Twórcy Hogwarts Legacy obiecali brak mikropłatności, ale teraz są wątpliwości
Hogwarts Legacy zostało zaklasyfikowane jako gra odpowiednia dla osób powyżej 15. roku życia w Australii. Tamtejsza komisja w opisie produktu zawarła m.in. mikropłatności.
Do premiery Hogwarts Legacy zostało jeszcze kilka miesięcy, ale już teraz w sieci widać niepokojące sygnały dotyczące produkcji studia Avalance Software.

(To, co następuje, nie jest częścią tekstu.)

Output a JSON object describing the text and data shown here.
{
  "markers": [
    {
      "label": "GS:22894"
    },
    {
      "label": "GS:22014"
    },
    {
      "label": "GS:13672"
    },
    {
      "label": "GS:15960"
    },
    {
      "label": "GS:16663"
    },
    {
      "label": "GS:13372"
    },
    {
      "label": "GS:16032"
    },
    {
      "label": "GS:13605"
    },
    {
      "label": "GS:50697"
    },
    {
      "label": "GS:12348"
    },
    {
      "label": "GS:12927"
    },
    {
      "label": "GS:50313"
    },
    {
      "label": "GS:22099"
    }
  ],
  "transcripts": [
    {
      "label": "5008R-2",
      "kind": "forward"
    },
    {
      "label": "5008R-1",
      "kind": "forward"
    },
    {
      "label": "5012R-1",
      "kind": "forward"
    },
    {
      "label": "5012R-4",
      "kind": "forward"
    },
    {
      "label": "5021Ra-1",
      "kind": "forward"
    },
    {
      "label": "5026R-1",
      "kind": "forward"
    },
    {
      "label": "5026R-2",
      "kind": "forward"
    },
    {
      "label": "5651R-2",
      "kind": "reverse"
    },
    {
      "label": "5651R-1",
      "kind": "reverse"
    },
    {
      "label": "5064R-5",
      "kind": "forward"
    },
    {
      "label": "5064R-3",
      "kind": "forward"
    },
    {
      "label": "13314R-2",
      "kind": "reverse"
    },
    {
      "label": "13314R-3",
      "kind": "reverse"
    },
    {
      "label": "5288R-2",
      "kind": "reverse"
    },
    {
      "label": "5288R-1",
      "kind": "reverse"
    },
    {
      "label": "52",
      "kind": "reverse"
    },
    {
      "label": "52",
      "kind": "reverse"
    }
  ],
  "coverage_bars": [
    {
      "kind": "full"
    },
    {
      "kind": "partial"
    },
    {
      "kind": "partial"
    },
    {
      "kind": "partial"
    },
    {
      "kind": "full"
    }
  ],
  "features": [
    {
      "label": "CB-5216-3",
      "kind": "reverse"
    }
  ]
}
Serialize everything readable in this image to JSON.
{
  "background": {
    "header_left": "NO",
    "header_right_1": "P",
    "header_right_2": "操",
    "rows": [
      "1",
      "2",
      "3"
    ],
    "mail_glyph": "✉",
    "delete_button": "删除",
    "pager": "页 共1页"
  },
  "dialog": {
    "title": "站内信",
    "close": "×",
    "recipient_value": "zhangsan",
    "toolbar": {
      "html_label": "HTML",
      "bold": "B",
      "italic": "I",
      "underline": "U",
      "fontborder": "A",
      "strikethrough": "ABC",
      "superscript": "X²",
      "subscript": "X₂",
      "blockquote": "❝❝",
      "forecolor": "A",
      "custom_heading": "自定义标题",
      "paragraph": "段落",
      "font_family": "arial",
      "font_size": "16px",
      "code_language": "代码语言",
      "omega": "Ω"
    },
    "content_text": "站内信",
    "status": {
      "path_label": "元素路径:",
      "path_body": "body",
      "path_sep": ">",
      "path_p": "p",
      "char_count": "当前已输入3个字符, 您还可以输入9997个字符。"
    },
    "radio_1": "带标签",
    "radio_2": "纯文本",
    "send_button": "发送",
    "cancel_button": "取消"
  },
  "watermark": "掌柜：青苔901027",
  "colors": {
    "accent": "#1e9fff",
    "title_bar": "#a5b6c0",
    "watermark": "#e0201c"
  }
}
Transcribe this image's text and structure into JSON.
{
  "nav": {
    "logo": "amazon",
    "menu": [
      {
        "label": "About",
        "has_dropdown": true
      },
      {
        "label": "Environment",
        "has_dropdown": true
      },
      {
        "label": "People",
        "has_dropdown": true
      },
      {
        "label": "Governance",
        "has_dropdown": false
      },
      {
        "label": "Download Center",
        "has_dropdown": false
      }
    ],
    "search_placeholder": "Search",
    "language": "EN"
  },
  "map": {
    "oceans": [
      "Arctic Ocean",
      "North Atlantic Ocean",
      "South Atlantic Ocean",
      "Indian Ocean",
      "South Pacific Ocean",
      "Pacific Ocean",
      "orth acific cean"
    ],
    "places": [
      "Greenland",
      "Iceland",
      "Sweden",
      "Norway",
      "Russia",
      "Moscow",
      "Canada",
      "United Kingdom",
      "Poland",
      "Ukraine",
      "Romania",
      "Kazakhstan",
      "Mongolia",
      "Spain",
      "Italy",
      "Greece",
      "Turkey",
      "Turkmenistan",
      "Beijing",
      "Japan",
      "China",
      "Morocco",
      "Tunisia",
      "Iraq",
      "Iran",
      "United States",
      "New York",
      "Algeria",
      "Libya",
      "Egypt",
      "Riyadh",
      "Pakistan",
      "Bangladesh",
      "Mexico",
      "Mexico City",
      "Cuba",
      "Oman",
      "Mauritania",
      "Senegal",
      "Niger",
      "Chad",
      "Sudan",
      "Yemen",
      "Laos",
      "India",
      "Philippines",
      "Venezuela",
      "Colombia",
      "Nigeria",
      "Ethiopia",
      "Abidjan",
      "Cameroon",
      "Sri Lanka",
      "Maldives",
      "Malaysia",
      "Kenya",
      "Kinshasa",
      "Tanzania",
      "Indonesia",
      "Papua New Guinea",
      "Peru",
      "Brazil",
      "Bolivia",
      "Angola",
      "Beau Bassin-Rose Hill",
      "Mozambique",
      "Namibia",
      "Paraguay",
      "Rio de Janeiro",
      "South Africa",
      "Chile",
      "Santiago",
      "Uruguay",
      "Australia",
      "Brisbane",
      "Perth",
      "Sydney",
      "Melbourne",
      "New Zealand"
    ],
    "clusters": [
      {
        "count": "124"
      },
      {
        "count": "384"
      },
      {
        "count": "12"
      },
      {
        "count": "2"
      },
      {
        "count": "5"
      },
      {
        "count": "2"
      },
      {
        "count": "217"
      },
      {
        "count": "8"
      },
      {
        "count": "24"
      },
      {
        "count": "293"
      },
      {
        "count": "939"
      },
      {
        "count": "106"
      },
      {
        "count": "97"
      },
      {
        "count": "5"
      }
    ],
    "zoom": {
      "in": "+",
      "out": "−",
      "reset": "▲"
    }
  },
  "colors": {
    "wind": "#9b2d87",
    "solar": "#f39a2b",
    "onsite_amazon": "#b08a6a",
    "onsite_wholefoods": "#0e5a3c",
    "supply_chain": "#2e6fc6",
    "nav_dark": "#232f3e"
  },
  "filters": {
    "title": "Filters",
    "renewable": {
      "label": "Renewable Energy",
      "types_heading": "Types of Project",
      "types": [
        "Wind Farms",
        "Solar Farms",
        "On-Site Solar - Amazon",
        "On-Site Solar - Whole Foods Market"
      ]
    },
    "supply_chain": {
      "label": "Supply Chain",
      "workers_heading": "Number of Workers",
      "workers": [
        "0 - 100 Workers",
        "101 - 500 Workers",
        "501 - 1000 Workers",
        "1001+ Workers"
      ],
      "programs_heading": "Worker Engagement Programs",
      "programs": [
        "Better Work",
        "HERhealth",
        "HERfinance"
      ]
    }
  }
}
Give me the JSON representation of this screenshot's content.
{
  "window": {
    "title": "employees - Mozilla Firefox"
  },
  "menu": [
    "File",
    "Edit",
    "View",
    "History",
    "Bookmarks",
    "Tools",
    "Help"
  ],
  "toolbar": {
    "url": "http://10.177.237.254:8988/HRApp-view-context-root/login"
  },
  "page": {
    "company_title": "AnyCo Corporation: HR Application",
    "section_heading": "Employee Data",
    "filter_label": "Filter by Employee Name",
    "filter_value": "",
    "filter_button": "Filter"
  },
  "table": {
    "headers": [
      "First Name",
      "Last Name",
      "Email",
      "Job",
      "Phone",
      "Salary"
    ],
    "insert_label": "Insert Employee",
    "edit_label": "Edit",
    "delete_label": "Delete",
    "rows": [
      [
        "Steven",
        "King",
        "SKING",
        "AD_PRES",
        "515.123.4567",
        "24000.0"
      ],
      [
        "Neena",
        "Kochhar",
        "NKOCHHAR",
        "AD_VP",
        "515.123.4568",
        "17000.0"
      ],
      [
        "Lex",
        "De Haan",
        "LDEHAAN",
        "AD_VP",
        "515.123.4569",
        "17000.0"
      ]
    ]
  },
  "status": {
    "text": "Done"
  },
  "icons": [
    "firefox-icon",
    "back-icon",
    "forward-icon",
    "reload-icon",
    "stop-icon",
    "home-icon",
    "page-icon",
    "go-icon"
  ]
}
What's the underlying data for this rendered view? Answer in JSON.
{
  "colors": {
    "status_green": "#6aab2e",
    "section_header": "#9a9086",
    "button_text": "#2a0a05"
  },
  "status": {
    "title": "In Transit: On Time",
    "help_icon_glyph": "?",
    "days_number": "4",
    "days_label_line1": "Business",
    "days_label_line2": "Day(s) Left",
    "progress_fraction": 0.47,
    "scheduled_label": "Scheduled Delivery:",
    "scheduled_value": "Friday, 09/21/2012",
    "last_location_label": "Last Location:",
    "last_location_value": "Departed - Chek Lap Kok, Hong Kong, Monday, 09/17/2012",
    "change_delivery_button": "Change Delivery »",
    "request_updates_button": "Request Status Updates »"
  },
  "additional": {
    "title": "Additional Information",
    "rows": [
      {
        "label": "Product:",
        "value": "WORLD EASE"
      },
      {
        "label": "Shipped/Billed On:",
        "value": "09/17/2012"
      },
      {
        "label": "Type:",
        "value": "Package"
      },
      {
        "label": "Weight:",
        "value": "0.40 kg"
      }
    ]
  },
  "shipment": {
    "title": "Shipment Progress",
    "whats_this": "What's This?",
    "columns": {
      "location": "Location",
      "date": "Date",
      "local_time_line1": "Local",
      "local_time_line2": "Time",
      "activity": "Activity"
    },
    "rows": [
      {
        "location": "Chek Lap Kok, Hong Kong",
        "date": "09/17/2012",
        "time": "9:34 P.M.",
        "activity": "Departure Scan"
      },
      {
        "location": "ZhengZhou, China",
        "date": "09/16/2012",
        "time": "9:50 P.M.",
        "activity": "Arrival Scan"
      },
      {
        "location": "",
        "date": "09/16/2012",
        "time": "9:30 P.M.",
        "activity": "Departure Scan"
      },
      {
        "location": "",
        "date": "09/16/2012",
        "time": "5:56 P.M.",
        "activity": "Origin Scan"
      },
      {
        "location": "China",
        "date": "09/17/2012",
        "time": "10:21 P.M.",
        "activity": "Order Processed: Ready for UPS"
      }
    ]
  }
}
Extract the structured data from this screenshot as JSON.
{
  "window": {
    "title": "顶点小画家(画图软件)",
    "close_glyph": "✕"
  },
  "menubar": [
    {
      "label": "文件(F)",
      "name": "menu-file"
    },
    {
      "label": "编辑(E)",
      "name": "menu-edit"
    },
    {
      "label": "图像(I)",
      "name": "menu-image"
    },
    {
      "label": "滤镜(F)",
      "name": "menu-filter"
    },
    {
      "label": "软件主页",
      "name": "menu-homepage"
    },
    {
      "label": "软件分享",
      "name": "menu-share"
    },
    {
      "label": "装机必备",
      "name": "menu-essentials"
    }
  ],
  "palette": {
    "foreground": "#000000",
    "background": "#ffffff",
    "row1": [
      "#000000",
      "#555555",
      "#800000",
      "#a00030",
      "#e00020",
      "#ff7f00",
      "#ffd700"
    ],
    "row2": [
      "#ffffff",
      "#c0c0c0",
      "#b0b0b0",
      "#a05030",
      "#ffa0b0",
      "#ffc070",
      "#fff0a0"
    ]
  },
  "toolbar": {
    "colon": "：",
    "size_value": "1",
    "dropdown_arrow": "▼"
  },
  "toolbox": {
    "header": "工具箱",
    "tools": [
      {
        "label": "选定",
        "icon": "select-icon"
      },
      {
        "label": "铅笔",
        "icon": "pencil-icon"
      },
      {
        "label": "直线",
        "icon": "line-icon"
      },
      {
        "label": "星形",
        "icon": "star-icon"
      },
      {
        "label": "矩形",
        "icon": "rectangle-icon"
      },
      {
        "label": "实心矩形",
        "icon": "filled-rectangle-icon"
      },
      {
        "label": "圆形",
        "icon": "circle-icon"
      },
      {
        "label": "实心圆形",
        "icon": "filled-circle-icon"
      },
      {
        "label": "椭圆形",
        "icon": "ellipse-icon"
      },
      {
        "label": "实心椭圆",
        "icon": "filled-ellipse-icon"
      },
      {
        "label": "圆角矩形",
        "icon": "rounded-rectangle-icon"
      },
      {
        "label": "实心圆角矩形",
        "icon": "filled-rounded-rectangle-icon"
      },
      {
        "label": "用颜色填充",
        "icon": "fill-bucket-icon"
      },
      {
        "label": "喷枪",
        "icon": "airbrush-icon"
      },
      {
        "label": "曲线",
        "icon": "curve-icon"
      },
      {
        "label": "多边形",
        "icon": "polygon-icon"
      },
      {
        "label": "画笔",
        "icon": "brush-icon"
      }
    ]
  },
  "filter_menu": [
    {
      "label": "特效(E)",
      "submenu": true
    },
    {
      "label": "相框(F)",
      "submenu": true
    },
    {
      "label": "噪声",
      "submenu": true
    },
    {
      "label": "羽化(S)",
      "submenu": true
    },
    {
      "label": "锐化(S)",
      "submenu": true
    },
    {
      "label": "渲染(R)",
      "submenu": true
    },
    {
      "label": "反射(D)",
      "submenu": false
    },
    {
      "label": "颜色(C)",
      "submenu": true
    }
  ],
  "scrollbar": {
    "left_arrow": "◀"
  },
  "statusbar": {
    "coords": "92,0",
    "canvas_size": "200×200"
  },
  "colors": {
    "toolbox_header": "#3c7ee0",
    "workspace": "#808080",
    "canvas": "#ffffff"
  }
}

Nie tak dawno gracze narzekali na ekskluzywną zawartość, która pojawi się wyłącznie na konsolach PlayStation. Teraz okazuje się, że powodów do narzekań może być więcej i, co gorsza, mają być związane ze znienawidzonymi mikrotransakcjami.
Australijska poszlaka
Jeszcze w marcu tego roku deweloperzy przekonywali, że Hogwarts Legacy będzie grą wolną od wszelkiego rodzaju mikropłatności.
Jednak australijska rządowa komisja ds. klasyfikacji wiekowej gier wydaje się mieć inne informacje na ten temat. Na jej oficjalnej stronie możemy wyczytać, że Hogwarts Legacy dostało kategorię M (czyli 15+).
W opisie zawarto wzmiankę, że gra zawiera takie elementy jak przemoc, elementy ponadnaturalne oraz mikrotransakcje właśnie.
Póki co rewelacje australijskiej komisji nie zostały w żaden sposób skomentowane ani przez Avalanche Software, ani przez wydawcę – Warner Bros. Chociaż możliwe jest, że mikrotransakcje ostatecznie do gry nie trafią, a całość to pomyłka, to w tym momencie wiele osób może mieć wątpliwości.
Przypominam, że Hogwarts Legacy zadebiutuje 10 lutego 2023 roku na PC, PS4, PS5, Xboksie One oraz Xboksie Series X|S. Gra ma ukazać się również na Nintendo Switchu, jednak w późniejszym terminie, który nie jest jeszcze znany.